Security professionals who are considering the potential direction for their private sector career often overlook certain functional areas. While considered part of a security leader’s portfolio, many of these less obvious choices offer a broad diversity of challenges. One of these areas found in almost every industry sector is investigations.

The investigations career space is growing globally due to a wide variety of reasons. Proliferation of individual bad behavior, growing fraud schemes, intelligence targeting, insider threats, corruption, distractions due to major disruptive events and crises and general lack of ethics in leadership all contribute to the expansion in investigative openings.

There are many opportunities within various corporate departments that have accountability for a wide variety of investigative areas separate from traditional corporate security departments. Often organizations have multiple investigative tracks handled separately by different functions within the same company.

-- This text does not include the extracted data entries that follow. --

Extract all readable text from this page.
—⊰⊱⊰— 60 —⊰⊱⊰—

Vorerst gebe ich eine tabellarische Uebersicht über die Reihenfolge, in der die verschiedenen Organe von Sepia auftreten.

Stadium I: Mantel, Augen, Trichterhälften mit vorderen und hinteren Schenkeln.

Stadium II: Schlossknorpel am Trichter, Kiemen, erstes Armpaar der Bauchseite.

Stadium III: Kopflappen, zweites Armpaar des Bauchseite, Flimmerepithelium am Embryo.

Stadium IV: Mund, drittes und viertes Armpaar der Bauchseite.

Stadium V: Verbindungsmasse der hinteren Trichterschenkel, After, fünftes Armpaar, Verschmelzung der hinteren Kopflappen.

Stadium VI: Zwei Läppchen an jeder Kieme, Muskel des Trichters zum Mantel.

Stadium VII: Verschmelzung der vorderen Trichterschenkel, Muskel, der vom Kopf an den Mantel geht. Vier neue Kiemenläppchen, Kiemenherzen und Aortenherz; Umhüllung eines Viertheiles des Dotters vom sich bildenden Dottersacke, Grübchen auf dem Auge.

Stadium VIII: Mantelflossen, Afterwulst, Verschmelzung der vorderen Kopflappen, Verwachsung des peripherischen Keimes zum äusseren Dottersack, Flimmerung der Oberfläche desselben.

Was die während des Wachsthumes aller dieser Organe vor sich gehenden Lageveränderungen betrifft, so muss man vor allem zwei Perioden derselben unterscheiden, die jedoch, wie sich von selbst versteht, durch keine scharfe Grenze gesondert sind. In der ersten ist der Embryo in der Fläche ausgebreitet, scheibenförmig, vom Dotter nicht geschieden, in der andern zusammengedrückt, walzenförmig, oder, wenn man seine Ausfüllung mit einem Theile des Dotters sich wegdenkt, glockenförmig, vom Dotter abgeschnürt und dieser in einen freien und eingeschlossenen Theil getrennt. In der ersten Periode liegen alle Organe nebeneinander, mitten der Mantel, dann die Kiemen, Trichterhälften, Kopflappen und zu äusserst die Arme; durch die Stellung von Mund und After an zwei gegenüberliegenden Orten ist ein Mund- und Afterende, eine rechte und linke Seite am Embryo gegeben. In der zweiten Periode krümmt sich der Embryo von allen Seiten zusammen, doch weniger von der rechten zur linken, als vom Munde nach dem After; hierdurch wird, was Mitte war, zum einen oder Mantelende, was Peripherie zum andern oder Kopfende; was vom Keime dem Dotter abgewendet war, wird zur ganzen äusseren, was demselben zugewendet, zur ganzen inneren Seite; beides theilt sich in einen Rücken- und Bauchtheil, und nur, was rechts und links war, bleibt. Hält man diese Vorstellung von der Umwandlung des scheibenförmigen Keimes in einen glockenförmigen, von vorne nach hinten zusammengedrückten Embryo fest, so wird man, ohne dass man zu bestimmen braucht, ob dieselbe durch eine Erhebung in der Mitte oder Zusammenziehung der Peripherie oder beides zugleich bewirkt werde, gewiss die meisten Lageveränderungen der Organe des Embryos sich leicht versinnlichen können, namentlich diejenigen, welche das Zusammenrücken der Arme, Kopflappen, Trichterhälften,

In addition to opportunities within conventional organizations, there are numerous opportunities externally with law firms, large and small investigative service providers, companies that support investigative activities together with technical analysis and large-member accounting services firms with investigative practices.

Below is a high-level list of investigative activities to consider when planning your career:

  • Anti-Money Laundering (AML)
  • Corruption — Conflicts of Interest, Bribery, Illegal Gratuities, Economic Extortion
  • Counterfeit Products, Components and Raw Materials - Product Integrity
  • Credit Card Fraud
  • Due Diligence — Mergers and Acquisitions
  • Due Diligence — Vendors, Suppliers, Partners and Customers
  • Employee Misconduct — Compliance, Liability and Ethics
  • Financial Statement Fraud (Net Worth/Net Income Overstatements/Understatements)
  • Fraudulent Disbursements — Billing, Expense, Payroll, Check Tampering, Register Tampering
  • Fraudulent Disbursements — Insurance Fraud
  • Government Security/Intelligence Matters with Private Sector Organizations
  • Individual/Personnel Employment Backgrounds
  • Intellectual Property — Trademarks, Copyright, Confidential and Trade Secrets
  • Legal Department Support, Inquiries, Internal/External Actions, etc.
  • Management of Investigative Programs
  • Property Theft, Diversion and Misappropriation — Supply Chain, Distribution False Sales and Shipping
  • Retail Loss Prevention
  • Technical Forensics — Technologies, Cyber and Data Information Systems
  • Theft of Cash — Skimming, Larceny, Write-Offs, etc.

Each of these areas has experience and education requirements. They also require a deep understanding of governing laws, regulations and other unique challenges. In today’s environment it is also possible to have cross-border implications.

Salaries vary widely, but it is not uncommon to see compensation equivalent to that of CSOs, even at the individual contributor level. These are typically roles that conduct the higher-end, complex and sophisticated investigations.

Technology such as artificial intelligence coupled with expansion in data collection may reduce staff for many basic compliance and transactional investigative teams. However, the volume of investigations resulting from individual criminal activity, organized crime, terrorist organizations, state actors, unethical companies and internal opportunists continues to grow. Often, much of these fall upon victims within the private sector to address, creating a wealth of investigative career opportunities within organizations.